Next UK government must not let internet companies off the hook when they fail to protect children


NSPCC Cymru / Wales reiterates calls for action as Welsh Assembly debates online safety


Websites and social networks must be regulated and fined where necessary



NSPCC Cymru / Wales has reiterated calls for tough action to crack down on internet companies who fail to protect children as the National Assembly for Wales debates online safety on Wednesday (May 17th).


Ahead of the UK general election the leading children’s charity has called on the next UK government to ensure social networks are regulated like other media outlets and fined when they fail to protect children.

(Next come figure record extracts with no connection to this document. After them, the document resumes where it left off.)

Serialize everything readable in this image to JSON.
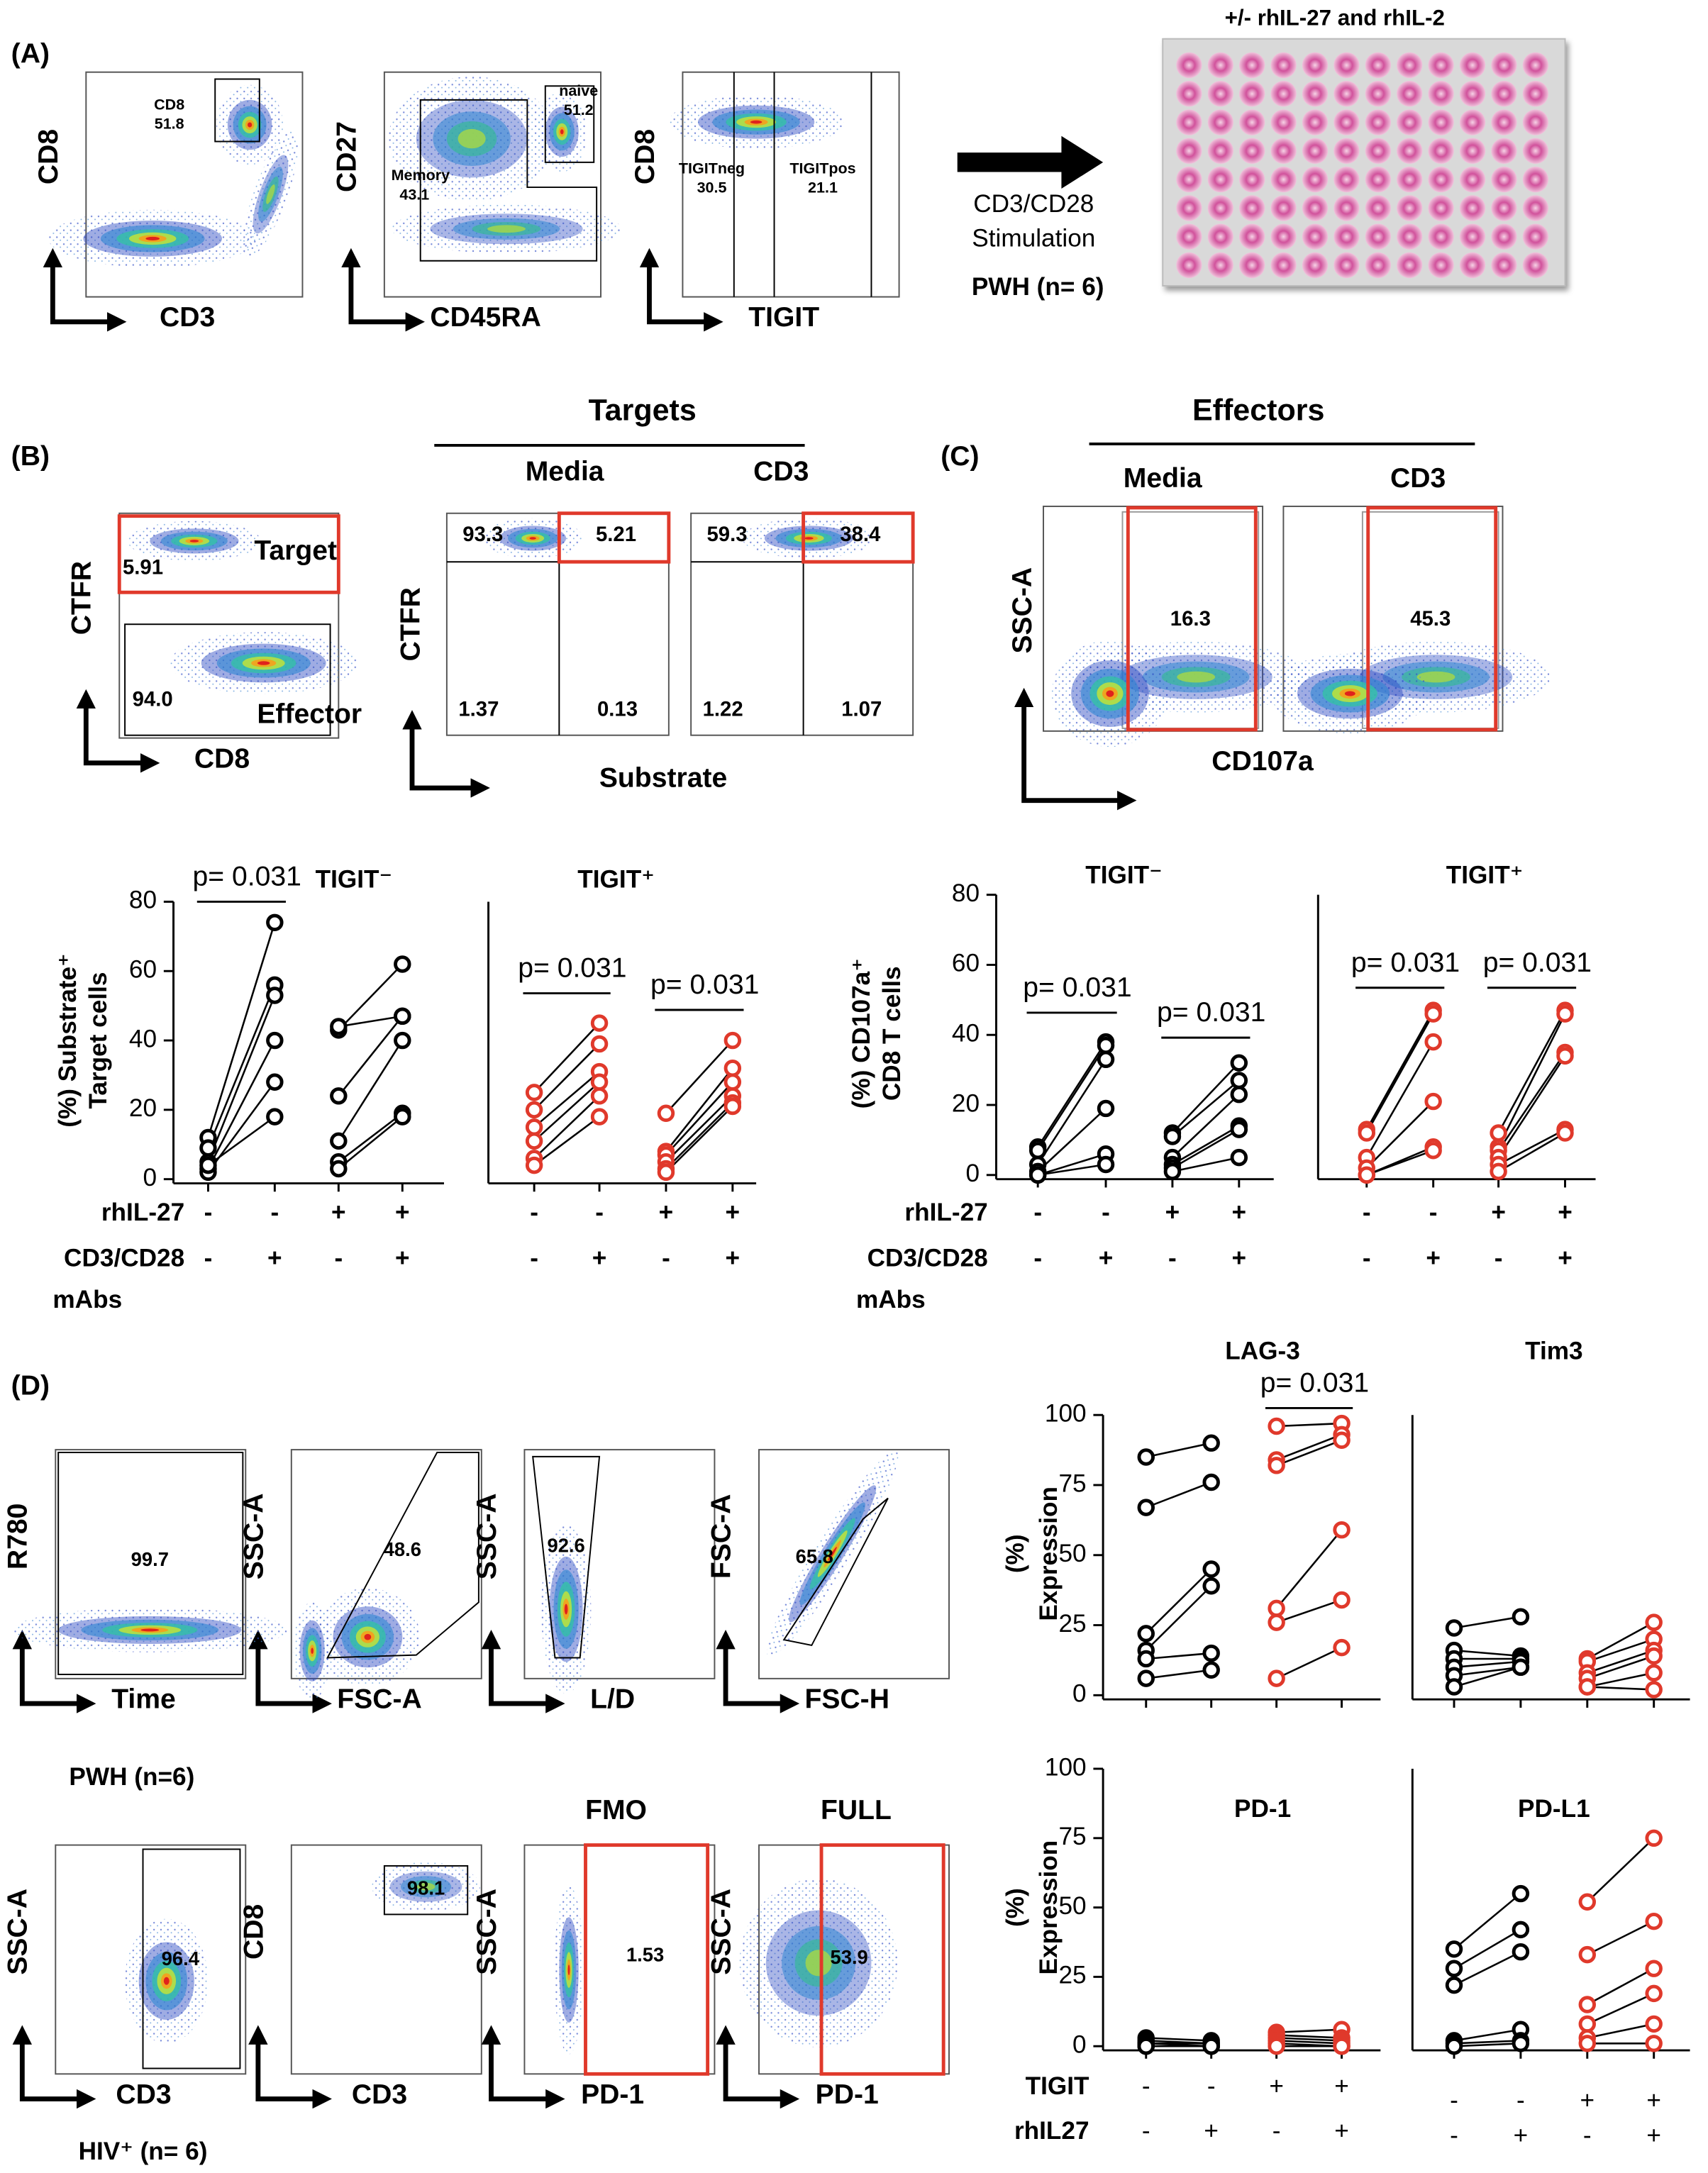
{
  "figure": {
    "panel_labels": [
      "(A)",
      "(B)",
      "(C)",
      "(D)"
    ],
    "a": {
      "plots": [
        {
          "y": "CD8",
          "x": "CD3",
          "gates": [
            "CD8",
            "51.8"
          ]
        },
        {
          "y": "CD27",
          "x": "CD45RA",
          "gates": [
            "naive",
            "51.2",
            "Memory",
            "43.1"
          ]
        },
        {
          "y": "CD8",
          "x": "TIGIT",
          "gates": [
            "TIGITneg",
            "30.5",
            "TIGITpos",
            "21.1"
          ]
        }
      ],
      "stimulation": [
        "CD3/CD28",
        "Stimulation"
      ],
      "cohort": "PWH (n= 6)",
      "plate_title": "+/- rhIL-27 and rhIL-2"
    },
    "b": {
      "plots": [
        {
          "y": "CTFR",
          "x": "CD8",
          "gates": [
            "Target",
            "5.91",
            "94.0",
            "Effector"
          ]
        }
      ],
      "targets": "Targets",
      "columns": [
        "Media",
        "CD3"
      ],
      "quadrants": [
        [
          "93.3",
          "5.21",
          "1.37",
          "0.13"
        ],
        [
          "59.3",
          "38.4",
          "1.22",
          "1.07"
        ]
      ],
      "y": "CTFR",
      "x": "Substrate"
    },
    "c": {
      "effectors": "Effectors",
      "columns": [
        "Media",
        "CD3"
      ],
      "gates": [
        "16.3",
        "45.3"
      ],
      "y": "SSC-A",
      "x": "CD107a"
    },
    "d": {
      "plots": [
        {
          "y": "R780",
          "x": "Time",
          "gate": "99.7"
        },
        {
          "y": "SSC-A",
          "x": "FSC-A",
          "gate": "48.6"
        },
        {
          "y": "SSC-A",
          "x": "L/D",
          "gate": "92.6"
        },
        {
          "y": "FSC-A",
          "x": "FSC-H",
          "gate": "65.8"
        },
        {
          "y": "SSC-A",
          "x": "CD3",
          "gate": "96.4"
        },
        {
          "y": "CD8",
          "x": "CD3",
          "gate": "98.1"
        },
        {
          "y": "SSC-A",
          "x": "PD-1",
          "gate": "1.53",
          "header": "FMO"
        },
        {
          "y": "SSC-A",
          "x": "PD-1",
          "gate": "53.9",
          "header": "FULL"
        }
      ],
      "cohort": "PWH (n=6)",
      "subset": "HIV⁺ (n= 6)"
    }
  },
  "conditions": {
    "bc": {
      "rows": [
        {
          "label": "rhIL-27",
          "signs": [
            "-",
            "-",
            "+",
            "+"
          ]
        },
        {
          "label": "CD3/CD28",
          "signs": [
            "-",
            "+",
            "-",
            "+"
          ]
        }
      ],
      "unit": "mAbs"
    },
    "d": {
      "rows": [
        {
          "label": "TIGIT",
          "signs": [
            "-",
            "-",
            "+",
            "+"
          ]
        },
        {
          "label": "rhIL27",
          "signs": [
            "-",
            "+",
            "-",
            "+"
          ]
        }
      ]
    }
  },
  "chart_data": [
    {
      "type": "paired-dot",
      "title": "TIGIT⁻",
      "ylabel": [
        "(%) Substrate⁺",
        "Target cells"
      ],
      "ylim": [
        0,
        80
      ],
      "yticks": [
        0,
        20,
        40,
        60,
        80
      ],
      "groups": [
        {
          "color": "#000000",
          "values": [
            12,
            9,
            5,
            3,
            2,
            4
          ]
        },
        {
          "color": "#000000",
          "values": [
            74,
            56,
            53,
            40,
            28,
            18
          ]
        },
        {
          "color": "#000000",
          "values": [
            43,
            44,
            24,
            11,
            5,
            3
          ]
        },
        {
          "color": "#000000",
          "values": [
            62,
            47,
            47,
            40,
            19,
            18
          ]
        }
      ],
      "pairs": [
        [
          0,
          1
        ],
        [
          2,
          3
        ]
      ],
      "annotations": [
        {
          "text": "p= 0.031",
          "groups": [
            0,
            1
          ]
        }
      ]
    },
    {
      "type": "paired-dot",
      "title": "TIGIT⁺",
      "ylim": [
        0,
        80
      ],
      "groups": [
        {
          "color": "#e0392b",
          "values": [
            25,
            20,
            15,
            11,
            6,
            4
          ]
        },
        {
          "color": "#e0392b",
          "values": [
            45,
            39,
            31,
            28,
            24,
            18
          ]
        },
        {
          "color": "#e0392b",
          "values": [
            19,
            8,
            7,
            5,
            3,
            2
          ]
        },
        {
          "color": "#e0392b",
          "values": [
            40,
            32,
            28,
            24,
            22,
            21
          ]
        }
      ],
      "pairs": [
        [
          0,
          1
        ],
        [
          2,
          3
        ]
      ],
      "annotations": [
        {
          "text": "p= 0.031",
          "groups": [
            0,
            1
          ]
        },
        {
          "text": "p= 0.031",
          "groups": [
            2,
            3
          ]
        }
      ]
    },
    {
      "type": "paired-dot",
      "title": "TIGIT⁻",
      "ylabel": [
        "(%) CD107a⁺",
        "CD8 T cells"
      ],
      "ylim": [
        0,
        80
      ],
      "yticks": [
        0,
        20,
        40,
        60,
        80
      ],
      "groups": [
        {
          "color": "#000000",
          "values": [
            8,
            7,
            3,
            1,
            0,
            0
          ]
        },
        {
          "color": "#000000",
          "values": [
            38,
            37,
            33,
            19,
            6,
            3
          ]
        },
        {
          "color": "#000000",
          "values": [
            12,
            11,
            5,
            3,
            2,
            1
          ]
        },
        {
          "color": "#000000",
          "values": [
            32,
            27,
            23,
            14,
            13,
            5
          ]
        }
      ],
      "pairs": [
        [
          0,
          1
        ],
        [
          2,
          3
        ]
      ],
      "annotations": [
        {
          "text": "p= 0.031",
          "groups": [
            0,
            1
          ]
        },
        {
          "text": "p= 0.031",
          "groups": [
            2,
            3
          ]
        }
      ]
    },
    {
      "type": "paired-dot",
      "title": "TIGIT⁺",
      "ylim": [
        0,
        80
      ],
      "groups": [
        {
          "color": "#e0392b",
          "values": [
            13,
            12,
            5,
            2,
            0,
            0
          ]
        },
        {
          "color": "#e0392b",
          "values": [
            47,
            46,
            38,
            21,
            8,
            7
          ]
        },
        {
          "color": "#e0392b",
          "values": [
            12,
            8,
            7,
            5,
            3,
            1
          ]
        },
        {
          "color": "#e0392b",
          "values": [
            47,
            46,
            35,
            34,
            13,
            12
          ]
        }
      ],
      "pairs": [
        [
          0,
          1
        ],
        [
          2,
          3
        ]
      ],
      "annotations": [
        {
          "text": "p= 0.031",
          "groups": [
            0,
            1
          ]
        },
        {
          "text": "p= 0.031",
          "groups": [
            2,
            3
          ]
        }
      ]
    },
    {
      "type": "paired-dot",
      "title": "LAG-3",
      "ylabel": [
        "(%)",
        "Expression"
      ],
      "ylim": [
        0,
        100
      ],
      "yticks": [
        0,
        25,
        50,
        75,
        100
      ],
      "groups": [
        {
          "color": "#000000",
          "values": [
            85,
            67,
            22,
            16,
            13,
            6
          ]
        },
        {
          "color": "#000000",
          "values": [
            90,
            76,
            45,
            39,
            15,
            9
          ]
        },
        {
          "color": "#e0392b",
          "values": [
            96,
            84,
            82,
            31,
            26,
            6
          ]
        },
        {
          "color": "#e0392b",
          "values": [
            97,
            93,
            91,
            59,
            34,
            17
          ]
        }
      ],
      "pairs": [
        [
          0,
          1
        ],
        [
          2,
          3
        ]
      ],
      "annotations": [
        {
          "text": "p= 0.031",
          "groups": [
            2,
            3
          ]
        }
      ]
    },
    {
      "type": "paired-dot",
      "title": "Tim3",
      "ylim": [
        0,
        100
      ],
      "groups": [
        {
          "color": "#000000",
          "values": [
            24,
            16,
            13,
            10,
            7,
            3
          ]
        },
        {
          "color": "#000000",
          "values": [
            28,
            14,
            13,
            12,
            10,
            10
          ]
        },
        {
          "color": "#e0392b",
          "values": [
            13,
            12,
            8,
            6,
            3,
            3
          ]
        },
        {
          "color": "#e0392b",
          "values": [
            26,
            20,
            16,
            14,
            8,
            2
          ]
        }
      ],
      "pairs": [
        [
          0,
          1
        ],
        [
          2,
          3
        ]
      ]
    },
    {
      "type": "paired-dot",
      "title": "PD-1",
      "ylabel": [
        "(%)",
        "Expression"
      ],
      "ylim": [
        0,
        100
      ],
      "yticks": [
        0,
        25,
        50,
        75,
        100
      ],
      "groups": [
        {
          "color": "#000000",
          "values": [
            3,
            2,
            1,
            1,
            0,
            0
          ]
        },
        {
          "color": "#000000",
          "values": [
            2,
            1,
            1,
            0,
            0,
            0
          ]
        },
        {
          "color": "#e0392b",
          "values": [
            5,
            4,
            3,
            2,
            1,
            0
          ]
        },
        {
          "color": "#e0392b",
          "values": [
            6,
            3,
            2,
            1,
            0,
            0
          ]
        }
      ],
      "pairs": [
        [
          0,
          1
        ],
        [
          2,
          3
        ]
      ]
    },
    {
      "type": "paired-dot",
      "title": "PD-L1",
      "ylim": [
        0,
        100
      ],
      "groups": [
        {
          "color": "#000000",
          "values": [
            35,
            28,
            22,
            2,
            1,
            0
          ]
        },
        {
          "color": "#000000",
          "values": [
            55,
            42,
            34,
            6,
            2,
            1
          ]
        },
        {
          "color": "#e0392b",
          "values": [
            52,
            33,
            15,
            8,
            3,
            1
          ]
        },
        {
          "color": "#e0392b",
          "values": [
            75,
            45,
            28,
            19,
            8,
            1
          ]
        }
      ],
      "pairs": [
        [
          0,
          1
        ],
        [
          2,
          3
        ]
      ]
    }
  ]
}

It has called on all political parties across the UK to sign up to a set of minimum standards that internet companies must meet to safeguard children, including a requirement for sites to be age-rated, just as films are by British Board of Film Classification.


The NSPCC has also called for safer accounts to be automatically offered to all social network users who are under 18 – with default privacy settings, proactive filtering of harmful content and mechanisms to guard against grooming.


It comes after NSPCC and O2 research found four out of five children feel that social media companies aren’t doing enough to protect them from pornography, self-harm, bullying and hatred on their sites.


In the Senedd on Wednesday, Assembly Members will debate the importance of taking action to ensure children are kept safe online.


Head of NSPCC Cymru / Wales, Des Mannion, said:


“Online safety is one of the biggest risks facing children and young people today and one which the next UK government must tackle head on.


“All devolved administrations have a part to play in the innovative solutions required and and it’s encouraging to see Assembly Members debating the issue in the Senedd.


“Whichever party is in UK government next month, the time has come for them to commit to ensuring Britain has the right tools to keep children are as safe online as they are offline.


“Internet companies themselves have proven their own voluntary regulations are not up to scratch when it comes to child protection.”